Having football heroes like Tim Green and singing icon and former birth mother Joni Mitchell have their personal stories be known to the public helps build awareness of the hidden and ongoing pattern of legalized secrecy that provides no clear benefit to society or those most involved. They humanize the issue.

However, the “compelling human-interest story” that inspires “myriad novels, plays, and movies,” as Wegar calls it, should not be the means to correct past wrongs and to extend equal rights to adoptees.

The language of civil rights, that was broadened to include the rights of gays persons seeking to marry legally and have the same benefits under the law, now needs to be considered in the context of those born into a system in which their rights were never fully considered.

In fact adoptees are doing that with a national MoveOn.org petition asking for the Obama administration to open closed birth records with an executive order, and they are planning to hold a national rally in Washington, D.C., on Sept. 23 and 24, 2016, demanding equal treatment under the law by demanding open records.

As Samuels shows, anonymity rights concocted by mostly male run legislatures, with no recorded evidence submitted on their negative impacts on adopted persons, never existed in practice when the prevailing legal interpretations of the time claimed they did. Myth became truth, in other words.

I hope that the evidence that moves society is more through the studies Samuels cited and books like those written by Barbara Melosh, which are also turned into moving stories.

Evidence exists in other developed countries with a long record of using adoption (England, Scotland, Israel) that there have not been dire consequences for sharing birth identity documentation. Scotland has had open records since 1930, and England and Wales since 1975, both of which saw the benefits to the Scottish legal model that worked.

A useful model to follow is how the Australian Government has reviewed past abuses and harms caused by adoption to birth mothers, their families, and their kids. The government released an extensively researched 2010 report called the Impact of past adoption practices: Summary of key issues from Australian research, which focused on abusive practices that coerced young women to surrendering kids out of marriage.

The report noted: “Contrary to the popular myth that ‘time heals all wounds,’ one theme that was fairly consistent across the different studies and methodologies reviewed here was the notion that the pain and distress of their experience of adoption did not just ‘go away’ with the passage of time.”

The report looked honestly at the country’s past and used research to come to conclusions how to correct the mistakes and acknowledge that adoption was never a perfect system. Australia took a further step when Prime Minister Julia Gillard, in 2013, apologized to the thousands of birth mothers who gave up their children for adoption in situations that amounted to coercion.

There needs to be an honest accounting nationally in the United States, grounded in rigorous reporting and science. That should include testimonials by doctors and mental health experts, and lawmakers, who greased the skids of the flawed U.S. adoption system along the way. They need to step up to the mic, say what they did, and say that we could do better now.

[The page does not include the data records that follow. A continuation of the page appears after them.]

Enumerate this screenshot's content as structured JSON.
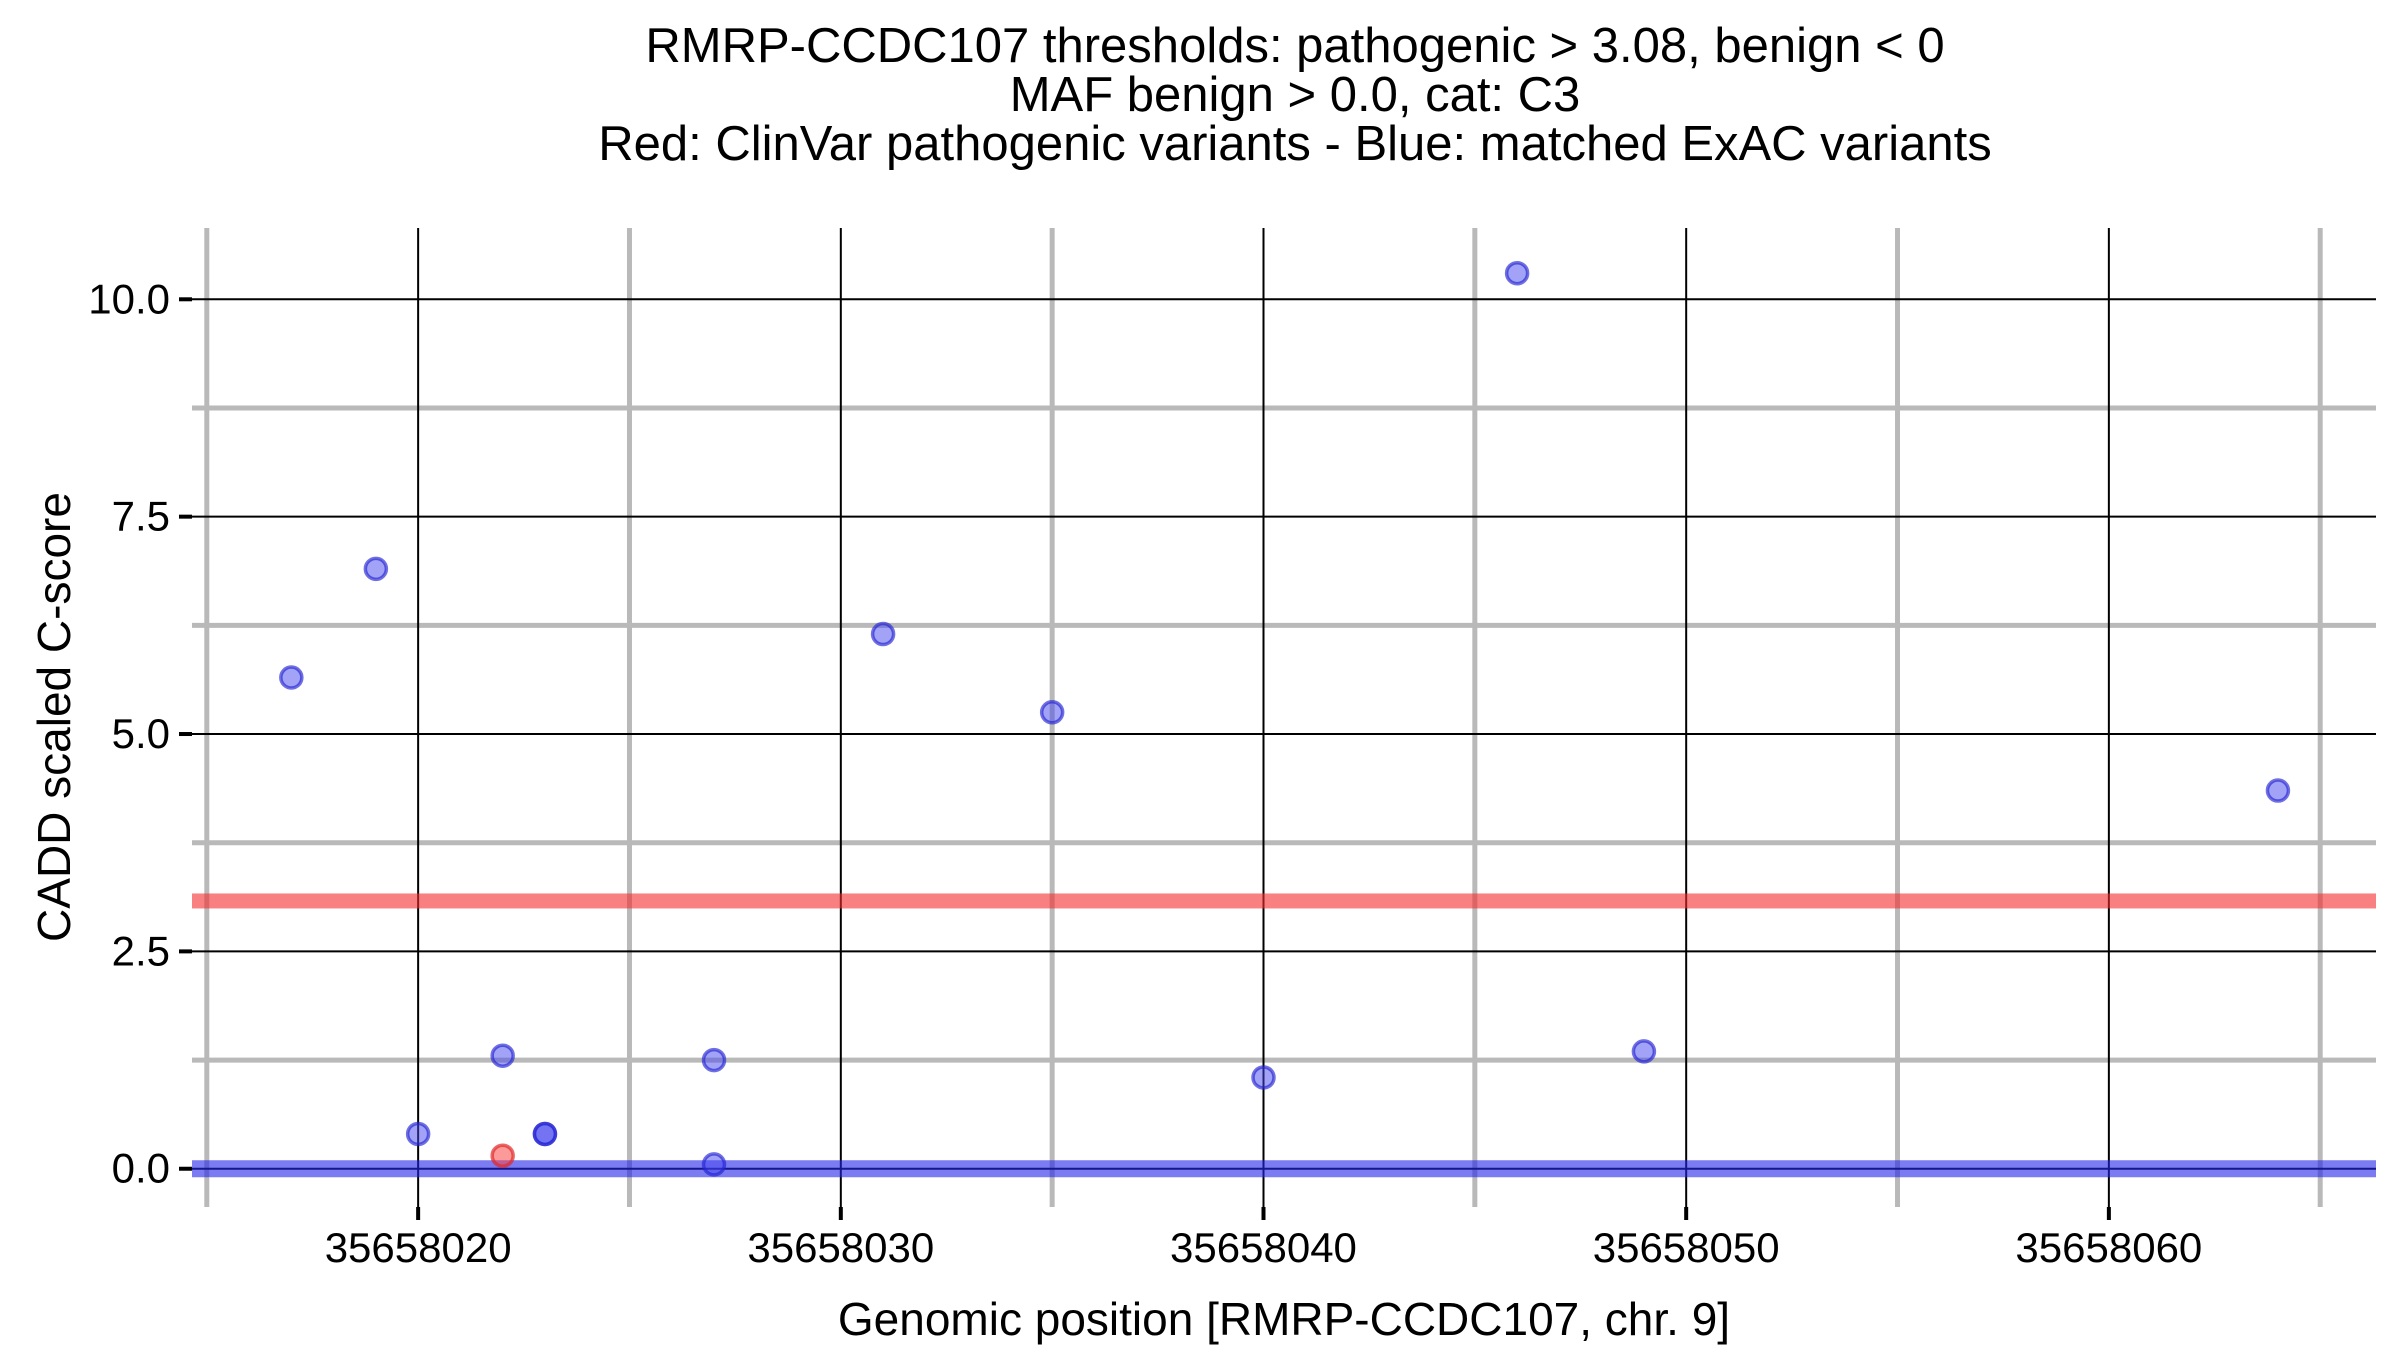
{
  "title": {
    "line1": "RMRP-CCDC107 thresholds: pathogenic > 3.08, benign < 0",
    "line2": "MAF benign > 0.0, cat: C3",
    "line3": "Red: ClinVar pathogenic variants - Blue: matched ExAC variants"
  },
  "chart_data": {
    "type": "scatter",
    "title": "RMRP-CCDC107 thresholds: pathogenic > 3.08, benign < 0 | MAF benign > 0.0, cat: C3 | Red: ClinVar pathogenic variants - Blue: matched ExAC variants",
    "xlabel": "Genomic position [RMRP-CCDC107, chr. 9]",
    "ylabel": "CADD scaled C-score",
    "xlim": [
      35658014.65,
      35658066.32
    ],
    "ylim": [
      -0.44,
      10.82
    ],
    "grid": "on",
    "legend_position": "none",
    "x_major_ticks": [
      35658020,
      35658030,
      35658040,
      35658050,
      35658060
    ],
    "x_major_tick_labels": [
      "35658020",
      "35658030",
      "35658040",
      "35658050",
      "35658060"
    ],
    "x_minor_ticks": [
      35658015,
      35658025,
      35658035,
      35658045,
      35658055,
      35658065
    ],
    "y_major_ticks": [
      0,
      2.5,
      5,
      7.5,
      10
    ],
    "y_major_tick_labels": [
      "0.0",
      "2.5",
      "5.0",
      "7.5",
      "10.0"
    ],
    "y_minor_ticks": [
      1.25,
      3.75,
      6.25,
      8.75
    ],
    "thresholds": {
      "pathogenic_value": 3.08,
      "pathogenic_color": "#f87f7f",
      "benign_value": 0.0,
      "benign_color": "#7b7bf2"
    },
    "series": [
      {
        "name": "matched ExAC variants",
        "color_fill": "rgba(70,70,240,0.5)",
        "color_stroke": "rgba(35,35,210,0.65)",
        "points": [
          {
            "x": 35658017,
            "y": 5.65
          },
          {
            "x": 35658019,
            "y": 6.9
          },
          {
            "x": 35658020,
            "y": 0.4
          },
          {
            "x": 35658022,
            "y": 1.3
          },
          {
            "x": 35658023,
            "y": 0.4
          },
          {
            "x": 35658023,
            "y": 0.4
          },
          {
            "x": 35658027,
            "y": 1.25
          },
          {
            "x": 35658027,
            "y": 0.05
          },
          {
            "x": 35658031,
            "y": 6.15
          },
          {
            "x": 35658035,
            "y": 5.25
          },
          {
            "x": 35658040,
            "y": 1.05
          },
          {
            "x": 35658046,
            "y": 10.3
          },
          {
            "x": 35658049,
            "y": 1.35
          },
          {
            "x": 35658064,
            "y": 4.35
          }
        ]
      },
      {
        "name": "ClinVar pathogenic variants",
        "color_fill": "rgba(250,70,70,0.55)",
        "color_stroke": "rgba(225,40,40,0.7)",
        "points": [
          {
            "x": 35658022,
            "y": 0.15
          }
        ]
      }
    ]
  },
  "colors": {
    "major_grid": "#000000",
    "minor_grid": "#b9b9b9",
    "tick": "#000000",
    "background": "#ffffff"
  }
}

Then there needs to be political and legal action to make it possible for those who were adopted or who gave up children for adoption to experience legal rights other countries grant to their citizens. We will see if the rally in Washington in September 2016 makes a difference. But I doubt states will be rushing to help adoptees anytime soon by granting them all open records access.

Meanwhile, my original birth certificate, bearing my birth name of Scott Douglas Owens*, remains sealed in an office somewhere in Michigan, hidden from me as a state secret, more than a quarter century after I have found my biological families. I will continue having to accept the utter insanity of an imperfect legal system that considers this to be both moral and normal.

(*I decided in August 2009 to legally change my adopted name, Martin Rudolf Brueggemann, to Rudolf Scott Douglas Owens, combining parts of my adopted and birth name. This is a true reflection of who I am, a person born into two families, with two names.)